Steffie Woolhandler, Benjamin Day, and David U. Himmelstein write,

Meanwhile, few of the near-poor uninsured seem able to afford even the newly subsidized policies, and the federal funds providing the bulk of the subsidies are set to expire in 2008. The unsubsidized coverage mandated for middle-income individuals (most of whom have incomes between $30,000 and $50,000) offers a bitter choice between unaffordable premiums (at least $7,200 for comprehensive coverage for a single 56-year-old) or plans so skimpy (e.g., a $2,000 per person deductible with 20% coinsurance for hospital care after that) that they hardly qualify as insurance. The religious coalition that was key to passage of the legislation has already called for a delay in enforcement of the individual mandate, fearing that it will place unbearable financial stress on many of the uninsured. In sum, neither government, nor employers, nor the uninsured themselves have pockets deep enough to sustain coverage expansion in the face of rising costs.
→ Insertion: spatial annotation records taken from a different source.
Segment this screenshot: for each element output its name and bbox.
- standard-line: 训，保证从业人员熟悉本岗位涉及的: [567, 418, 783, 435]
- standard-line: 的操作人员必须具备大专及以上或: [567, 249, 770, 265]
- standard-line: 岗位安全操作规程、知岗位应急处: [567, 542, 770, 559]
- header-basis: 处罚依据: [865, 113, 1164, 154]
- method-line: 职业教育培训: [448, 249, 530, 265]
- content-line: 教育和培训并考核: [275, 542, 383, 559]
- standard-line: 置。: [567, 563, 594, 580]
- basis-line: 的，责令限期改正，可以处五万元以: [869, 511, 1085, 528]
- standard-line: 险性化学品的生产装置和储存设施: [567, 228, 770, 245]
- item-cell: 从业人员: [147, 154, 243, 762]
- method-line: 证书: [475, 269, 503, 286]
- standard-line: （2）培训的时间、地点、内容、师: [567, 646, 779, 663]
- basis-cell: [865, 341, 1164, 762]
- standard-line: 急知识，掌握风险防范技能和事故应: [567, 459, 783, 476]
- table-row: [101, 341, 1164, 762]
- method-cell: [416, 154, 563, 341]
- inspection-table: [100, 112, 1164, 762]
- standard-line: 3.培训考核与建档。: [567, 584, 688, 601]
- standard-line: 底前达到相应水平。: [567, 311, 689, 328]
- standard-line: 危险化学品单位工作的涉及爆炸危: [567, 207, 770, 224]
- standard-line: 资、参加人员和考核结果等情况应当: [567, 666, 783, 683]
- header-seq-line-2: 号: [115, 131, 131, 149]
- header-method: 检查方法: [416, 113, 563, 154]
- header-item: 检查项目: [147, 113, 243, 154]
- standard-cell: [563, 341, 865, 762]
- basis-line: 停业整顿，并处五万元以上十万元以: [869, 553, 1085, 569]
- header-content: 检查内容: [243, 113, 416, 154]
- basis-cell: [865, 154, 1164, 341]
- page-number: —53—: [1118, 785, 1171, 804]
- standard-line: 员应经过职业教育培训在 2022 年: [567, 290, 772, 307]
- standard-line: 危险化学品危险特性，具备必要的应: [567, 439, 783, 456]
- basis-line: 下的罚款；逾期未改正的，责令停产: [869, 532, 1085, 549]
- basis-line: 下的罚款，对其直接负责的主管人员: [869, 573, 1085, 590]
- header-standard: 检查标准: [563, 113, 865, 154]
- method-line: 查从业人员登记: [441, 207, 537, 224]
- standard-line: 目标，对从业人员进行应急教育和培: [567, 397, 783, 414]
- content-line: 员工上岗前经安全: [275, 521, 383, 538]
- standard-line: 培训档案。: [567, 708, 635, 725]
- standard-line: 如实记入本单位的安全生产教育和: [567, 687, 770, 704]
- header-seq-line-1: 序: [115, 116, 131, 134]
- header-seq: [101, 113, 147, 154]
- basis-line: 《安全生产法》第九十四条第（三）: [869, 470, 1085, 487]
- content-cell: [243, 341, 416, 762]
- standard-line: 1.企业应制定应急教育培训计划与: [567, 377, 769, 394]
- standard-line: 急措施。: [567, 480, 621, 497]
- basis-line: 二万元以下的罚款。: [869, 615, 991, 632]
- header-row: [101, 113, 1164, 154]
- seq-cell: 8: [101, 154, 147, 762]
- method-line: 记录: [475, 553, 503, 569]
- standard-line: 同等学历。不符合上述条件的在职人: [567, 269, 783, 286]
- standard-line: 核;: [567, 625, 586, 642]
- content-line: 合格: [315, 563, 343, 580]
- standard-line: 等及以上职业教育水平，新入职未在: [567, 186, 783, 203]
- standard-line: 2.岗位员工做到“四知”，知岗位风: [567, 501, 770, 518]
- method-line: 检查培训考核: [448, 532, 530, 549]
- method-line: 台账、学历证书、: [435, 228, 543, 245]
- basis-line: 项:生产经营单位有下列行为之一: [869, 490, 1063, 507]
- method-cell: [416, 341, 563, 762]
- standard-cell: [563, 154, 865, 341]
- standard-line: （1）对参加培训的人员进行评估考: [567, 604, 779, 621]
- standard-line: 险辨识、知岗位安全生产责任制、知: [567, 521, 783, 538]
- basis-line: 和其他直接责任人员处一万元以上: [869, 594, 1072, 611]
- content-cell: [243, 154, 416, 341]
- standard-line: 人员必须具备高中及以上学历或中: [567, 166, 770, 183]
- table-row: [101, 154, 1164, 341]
Re-read the last sentence. That diagnosis is spot-on, in my view. Their prescription is a full government takeover a health finance, to eliminate the administrative overhead and profits of private health insurance.

I would like to see that tried, but only in some states. I would like to see other states try radical health reform of the opposite kind, with health insurance deregulated and major rollbacks of licensing requirements. Then we’ll see which performs better over the long term.

The benefit of experimenting at the state level is illustrated by the findings in the paper. The reforms that are failing at the state level are the ones that many folks are advocating at the national level.